Quick answer: To choose an error-tracking tool, focus on the features that actually matter: it records every failure automatically, not just the ones players report, with the context to fix them. The deciding factor is that the value is catching the silent majority of failures, which manual methods miss. Ignore the surface differences and judge on whether it captures full context, groups failures, and ties them to builds — that is what makes the difference in practice.
Choosing an error-tracking tool can feel paralysing because the options all sound similar. The way through is to ignore the surface and focus on what actually matters: it records every failure automatically, not just the ones players report, with the context to fix them. And the reason that matters is simple: the value is catching the silent majority of failures, which manual methods miss. This guide covers how to choose an error-tracking tool on the criteria that make a real difference.
What actually matters when you choose an error-tracking tool
When you choose an error-tracking tool, the features that matter are the ones that change your day-to-day: it records every failure automatically, not just the ones players report, with the context to fix them. Everything else is surface. The deciding factor is that the value is catching the silent majority of failures, which manual methods miss — so judge the options on whether they deliver that, not on branding or a long feature list.
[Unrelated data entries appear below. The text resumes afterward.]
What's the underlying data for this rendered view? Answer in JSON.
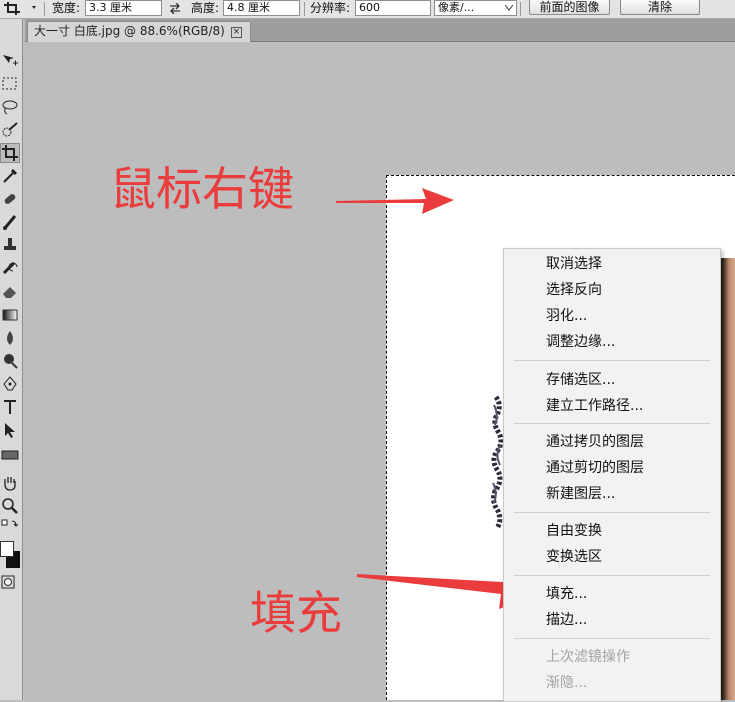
{
  "options_bar": {
    "width_label": "宽度:",
    "width_value": "3.3 厘米",
    "height_label": "高度:",
    "height_value": "4.8 厘米",
    "resolution_label": "分辨率:",
    "resolution_value": "600",
    "unit_select": "像素/...",
    "front_image_button": "前面的图像",
    "clear_button": "清除"
  },
  "document_tab": {
    "title": "大一寸 白底.jpg @ 88.6%(RGB/8)",
    "close": "×"
  },
  "annotations": {
    "right_click": "鼠标右键",
    "fill": "填充"
  },
  "context_menu": {
    "groups": [
      [
        "取消选择",
        "选择反向",
        "羽化...",
        "调整边缘..."
      ],
      [
        "存储选区...",
        "建立工作路径..."
      ],
      [
        "通过拷贝的图层",
        "通过剪切的图层",
        "新建图层..."
      ],
      [
        "自由变换",
        "变换选区"
      ],
      [
        "填充...",
        "描边..."
      ],
      [
        "上次滤镜操作",
        "渐隐..."
      ]
    ]
  },
  "colors": {
    "annotation_red": "#ea3c3c",
    "workspace_gray": "#bdbdbd"
  },
  "toolbox_icons": [
    "move-icon",
    "marquee-icon",
    "lasso-icon",
    "quick-select-icon",
    "crop-icon",
    "eyedropper-icon",
    "healing-brush-icon",
    "brush-icon",
    "clone-stamp-icon",
    "history-brush-icon",
    "eraser-icon",
    "gradient-icon",
    "blur-icon",
    "dodge-icon",
    "pen-icon",
    "type-icon",
    "path-select-icon",
    "shape-icon",
    "hand-icon",
    "zoom-icon"
  ]
}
The common mistake is to over-index on things that look impressive in a comparison table but rarely matter in practice. Strip it back to the essentials and the choice gets much clearer, because most of the options either do the important things well or they do not.
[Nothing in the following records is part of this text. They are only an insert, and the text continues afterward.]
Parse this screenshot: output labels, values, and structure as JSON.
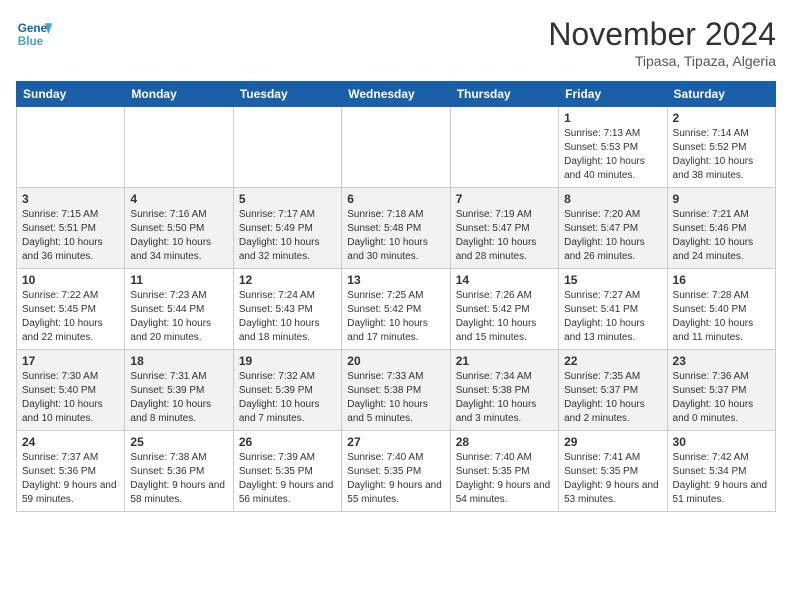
{
  "header": {
    "logo_line1": "General",
    "logo_line2": "Blue",
    "title": "November 2024",
    "subtitle": "Tipasa, Tipaza, Algeria"
  },
  "weekdays": [
    "Sunday",
    "Monday",
    "Tuesday",
    "Wednesday",
    "Thursday",
    "Friday",
    "Saturday"
  ],
  "weeks": [
    [
      {
        "day": "",
        "info": ""
      },
      {
        "day": "",
        "info": ""
      },
      {
        "day": "",
        "info": ""
      },
      {
        "day": "",
        "info": ""
      },
      {
        "day": "",
        "info": ""
      },
      {
        "day": "1",
        "info": "Sunrise: 7:13 AM\nSunset: 5:53 PM\nDaylight: 10 hours and 40 minutes."
      },
      {
        "day": "2",
        "info": "Sunrise: 7:14 AM\nSunset: 5:52 PM\nDaylight: 10 hours and 38 minutes."
      }
    ],
    [
      {
        "day": "3",
        "info": "Sunrise: 7:15 AM\nSunset: 5:51 PM\nDaylight: 10 hours and 36 minutes."
      },
      {
        "day": "4",
        "info": "Sunrise: 7:16 AM\nSunset: 5:50 PM\nDaylight: 10 hours and 34 minutes."
      },
      {
        "day": "5",
        "info": "Sunrise: 7:17 AM\nSunset: 5:49 PM\nDaylight: 10 hours and 32 minutes."
      },
      {
        "day": "6",
        "info": "Sunrise: 7:18 AM\nSunset: 5:48 PM\nDaylight: 10 hours and 30 minutes."
      },
      {
        "day": "7",
        "info": "Sunrise: 7:19 AM\nSunset: 5:47 PM\nDaylight: 10 hours and 28 minutes."
      },
      {
        "day": "8",
        "info": "Sunrise: 7:20 AM\nSunset: 5:47 PM\nDaylight: 10 hours and 26 minutes."
      },
      {
        "day": "9",
        "info": "Sunrise: 7:21 AM\nSunset: 5:46 PM\nDaylight: 10 hours and 24 minutes."
      }
    ],
    [
      {
        "day": "10",
        "info": "Sunrise: 7:22 AM\nSunset: 5:45 PM\nDaylight: 10 hours and 22 minutes."
      },
      {
        "day": "11",
        "info": "Sunrise: 7:23 AM\nSunset: 5:44 PM\nDaylight: 10 hours and 20 minutes."
      },
      {
        "day": "12",
        "info": "Sunrise: 7:24 AM\nSunset: 5:43 PM\nDaylight: 10 hours and 18 minutes."
      },
      {
        "day": "13",
        "info": "Sunrise: 7:25 AM\nSunset: 5:42 PM\nDaylight: 10 hours and 17 minutes."
      },
      {
        "day": "14",
        "info": "Sunrise: 7:26 AM\nSunset: 5:42 PM\nDaylight: 10 hours and 15 minutes."
      },
      {
        "day": "15",
        "info": "Sunrise: 7:27 AM\nSunset: 5:41 PM\nDaylight: 10 hours and 13 minutes."
      },
      {
        "day": "16",
        "info": "Sunrise: 7:28 AM\nSunset: 5:40 PM\nDaylight: 10 hours and 11 minutes."
      }
    ],
    [
      {
        "day": "17",
        "info": "Sunrise: 7:30 AM\nSunset: 5:40 PM\nDaylight: 10 hours and 10 minutes."
      },
      {
        "day": "18",
        "info": "Sunrise: 7:31 AM\nSunset: 5:39 PM\nDaylight: 10 hours and 8 minutes."
      },
      {
        "day": "19",
        "info": "Sunrise: 7:32 AM\nSunset: 5:39 PM\nDaylight: 10 hours and 7 minutes."
      },
      {
        "day": "20",
        "info": "Sunrise: 7:33 AM\nSunset: 5:38 PM\nDaylight: 10 hours and 5 minutes."
      },
      {
        "day": "21",
        "info": "Sunrise: 7:34 AM\nSunset: 5:38 PM\nDaylight: 10 hours and 3 minutes."
      },
      {
        "day": "22",
        "info": "Sunrise: 7:35 AM\nSunset: 5:37 PM\nDaylight: 10 hours and 2 minutes."
      },
      {
        "day": "23",
        "info": "Sunrise: 7:36 AM\nSunset: 5:37 PM\nDaylight: 10 hours and 0 minutes."
      }
    ],
    [
      {
        "day": "24",
        "info": "Sunrise: 7:37 AM\nSunset: 5:36 PM\nDaylight: 9 hours and 59 minutes."
      },
      {
        "day": "25",
        "info": "Sunrise: 7:38 AM\nSunset: 5:36 PM\nDaylight: 9 hours and 58 minutes."
      },
      {
        "day": "26",
        "info": "Sunrise: 7:39 AM\nSunset: 5:35 PM\nDaylight: 9 hours and 56 minutes."
      },
      {
        "day": "27",
        "info": "Sunrise: 7:40 AM\nSunset: 5:35 PM\nDaylight: 9 hours and 55 minutes."
      },
      {
        "day": "28",
        "info": "Sunrise: 7:40 AM\nSunset: 5:35 PM\nDaylight: 9 hours and 54 minutes."
      },
      {
        "day": "29",
        "info": "Sunrise: 7:41 AM\nSunset: 5:35 PM\nDaylight: 9 hours and 53 minutes."
      },
      {
        "day": "30",
        "info": "Sunrise: 7:42 AM\nSunset: 5:34 PM\nDaylight: 9 hours and 51 minutes."
      }
    ]
  ]
}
What good context actually looks like
The difference between a bug you fix in five minutes and one you chase for a week is almost always context. A bare error message tells you something went wrong; a useful report tells you where, on what, after what sequence of actions, in which build. Stack trace, device model, OS version, available memory, and the breadcrumb trail of recent events are the fields that turn guessing into reading.
When that context is captured automatically and consistently, reproduction stops being the bottleneck. You can often see the cause directly in the trace, and when you cannot, the breadcrumbs show you the exact path to walk to reproduce it yourself.
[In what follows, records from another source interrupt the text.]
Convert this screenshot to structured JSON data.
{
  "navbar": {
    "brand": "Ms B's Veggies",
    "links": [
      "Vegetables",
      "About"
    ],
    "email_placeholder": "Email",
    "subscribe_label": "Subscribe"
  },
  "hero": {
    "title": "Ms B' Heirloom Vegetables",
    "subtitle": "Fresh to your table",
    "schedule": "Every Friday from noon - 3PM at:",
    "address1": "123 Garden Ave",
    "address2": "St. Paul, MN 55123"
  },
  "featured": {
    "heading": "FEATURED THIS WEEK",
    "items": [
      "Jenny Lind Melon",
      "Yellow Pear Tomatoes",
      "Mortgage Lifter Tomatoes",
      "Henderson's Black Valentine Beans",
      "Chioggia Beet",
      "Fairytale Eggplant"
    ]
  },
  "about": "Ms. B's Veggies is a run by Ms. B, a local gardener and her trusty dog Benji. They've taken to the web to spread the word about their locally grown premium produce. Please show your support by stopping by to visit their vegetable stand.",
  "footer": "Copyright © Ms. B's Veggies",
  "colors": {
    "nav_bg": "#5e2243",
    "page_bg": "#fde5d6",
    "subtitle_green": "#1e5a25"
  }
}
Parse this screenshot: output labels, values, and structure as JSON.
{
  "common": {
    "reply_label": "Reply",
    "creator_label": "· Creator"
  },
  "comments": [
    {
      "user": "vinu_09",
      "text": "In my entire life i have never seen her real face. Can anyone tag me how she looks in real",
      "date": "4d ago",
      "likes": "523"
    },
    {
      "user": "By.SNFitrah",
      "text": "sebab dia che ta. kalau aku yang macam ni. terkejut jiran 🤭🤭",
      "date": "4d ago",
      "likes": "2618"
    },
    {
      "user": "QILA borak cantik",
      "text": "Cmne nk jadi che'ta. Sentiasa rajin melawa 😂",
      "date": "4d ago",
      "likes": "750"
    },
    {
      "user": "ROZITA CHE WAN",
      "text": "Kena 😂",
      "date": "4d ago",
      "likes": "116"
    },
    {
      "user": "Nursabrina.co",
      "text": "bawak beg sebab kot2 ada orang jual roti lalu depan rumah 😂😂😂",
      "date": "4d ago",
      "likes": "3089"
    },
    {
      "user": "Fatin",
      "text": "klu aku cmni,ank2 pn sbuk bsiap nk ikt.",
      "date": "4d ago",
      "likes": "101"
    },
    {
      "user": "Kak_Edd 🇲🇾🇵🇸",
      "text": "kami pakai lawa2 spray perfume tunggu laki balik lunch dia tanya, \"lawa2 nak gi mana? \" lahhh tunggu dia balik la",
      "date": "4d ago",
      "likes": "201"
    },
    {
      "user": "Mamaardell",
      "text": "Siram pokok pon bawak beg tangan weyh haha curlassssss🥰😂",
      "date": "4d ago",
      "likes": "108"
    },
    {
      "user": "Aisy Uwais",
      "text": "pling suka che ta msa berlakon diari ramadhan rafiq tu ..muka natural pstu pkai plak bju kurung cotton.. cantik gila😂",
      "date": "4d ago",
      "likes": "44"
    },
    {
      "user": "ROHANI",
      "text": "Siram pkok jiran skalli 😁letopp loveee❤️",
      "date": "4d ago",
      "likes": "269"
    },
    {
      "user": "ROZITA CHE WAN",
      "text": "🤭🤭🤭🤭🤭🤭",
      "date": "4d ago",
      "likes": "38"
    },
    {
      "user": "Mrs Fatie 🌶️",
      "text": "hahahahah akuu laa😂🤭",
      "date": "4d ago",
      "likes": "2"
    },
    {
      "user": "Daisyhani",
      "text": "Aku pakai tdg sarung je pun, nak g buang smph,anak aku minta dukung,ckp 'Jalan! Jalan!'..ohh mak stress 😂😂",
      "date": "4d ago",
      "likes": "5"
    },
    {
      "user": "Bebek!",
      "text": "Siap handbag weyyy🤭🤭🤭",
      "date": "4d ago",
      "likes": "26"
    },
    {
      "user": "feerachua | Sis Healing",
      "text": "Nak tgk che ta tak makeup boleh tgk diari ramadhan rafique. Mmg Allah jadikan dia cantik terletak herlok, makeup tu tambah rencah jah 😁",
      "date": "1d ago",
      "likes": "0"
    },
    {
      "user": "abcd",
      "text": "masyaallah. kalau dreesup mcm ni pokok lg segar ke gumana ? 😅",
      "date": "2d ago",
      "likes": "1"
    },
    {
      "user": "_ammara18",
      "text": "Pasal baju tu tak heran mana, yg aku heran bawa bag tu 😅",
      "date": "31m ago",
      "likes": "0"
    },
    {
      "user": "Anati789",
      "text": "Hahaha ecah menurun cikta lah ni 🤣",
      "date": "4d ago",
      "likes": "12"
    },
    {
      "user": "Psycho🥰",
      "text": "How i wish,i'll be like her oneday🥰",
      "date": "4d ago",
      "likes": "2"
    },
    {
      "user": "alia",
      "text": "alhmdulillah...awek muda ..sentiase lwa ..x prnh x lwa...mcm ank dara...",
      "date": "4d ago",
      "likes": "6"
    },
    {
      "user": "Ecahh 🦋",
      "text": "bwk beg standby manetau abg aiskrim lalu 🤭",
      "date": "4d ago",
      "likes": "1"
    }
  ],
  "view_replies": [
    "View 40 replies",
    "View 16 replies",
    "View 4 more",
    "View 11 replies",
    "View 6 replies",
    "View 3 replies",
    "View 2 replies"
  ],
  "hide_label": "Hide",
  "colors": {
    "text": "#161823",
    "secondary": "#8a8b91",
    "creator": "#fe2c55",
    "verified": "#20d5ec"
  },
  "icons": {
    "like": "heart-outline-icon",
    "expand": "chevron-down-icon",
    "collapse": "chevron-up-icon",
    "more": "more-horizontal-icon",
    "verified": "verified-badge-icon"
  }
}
Why “it works on my machine” is a trap
Your development machine is the single least representative device your game will ever run on. It is the one configuration guaranteed to work, because you built and tested the game on it. Your players live out on the long tail of GPUs, drivers, operating-system versions, resolutions, and background software, and that long tail is exactly where the failures you never reproduce are hiding.
This is why local testing, however thorough, has a hard ceiling. You cannot own every device, and you cannot imagine every combination. Field data closes that gap by letting the failures come to you with the configuration attached, so a crash that only happens on one driver version stops being a mystery and becomes a one-line filter.
Turning a pile of crashes into a ranked worklist
Raw crash data is overwhelming if every occurrence is its own line. The trick is grouping: identical failures, fingerprinted by their stack trace, collapse into one issue with a count. Suddenly the question “what should I fix first?” answers itself, because the bug hitting the most players sits at the top with the biggest number next to it.
That ordering is what makes a small team effective. You are never going to fix everything, but you do not have to. Fixing the top few signatures usually removes the large majority of real-world failures, and prioritising by frequency means your limited hours always go to the bug that matters most right now.
Making the call
To make the call, test the candidates against the essentials: does it capture failures with full context, make traces readable, group identical ones, and tie each to its build? Those are the things you will rely on every day, so they should drive the decision. The value is catching the silent majority of failures, which manual methods miss.
Whatever you choose, the foundation it has to support is the same: every failure captured with its stack trace, device, and build, grouped by impact and tied to its release. Get that, and an error-tracking tool is doing its job — which is to turn what's breaking for your players into a fast, focused fix.
This is where a tool like Bugnet earns its place. Its SDK captures every failure automatically with the full stack trace plus device, OS, memory, build, and game-state context, folds identical failures into one grouped issue with an occurrence count, and ties each to the build it happened on. The result is that the abstract idea above stops being theory and becomes a ranked list you work down — the worst problem first, verified fixed when its signature disappears from the next release.
Guessing is the slowest way to debug. Real reports from real devices turn a mystery into a short, ordered to-do list.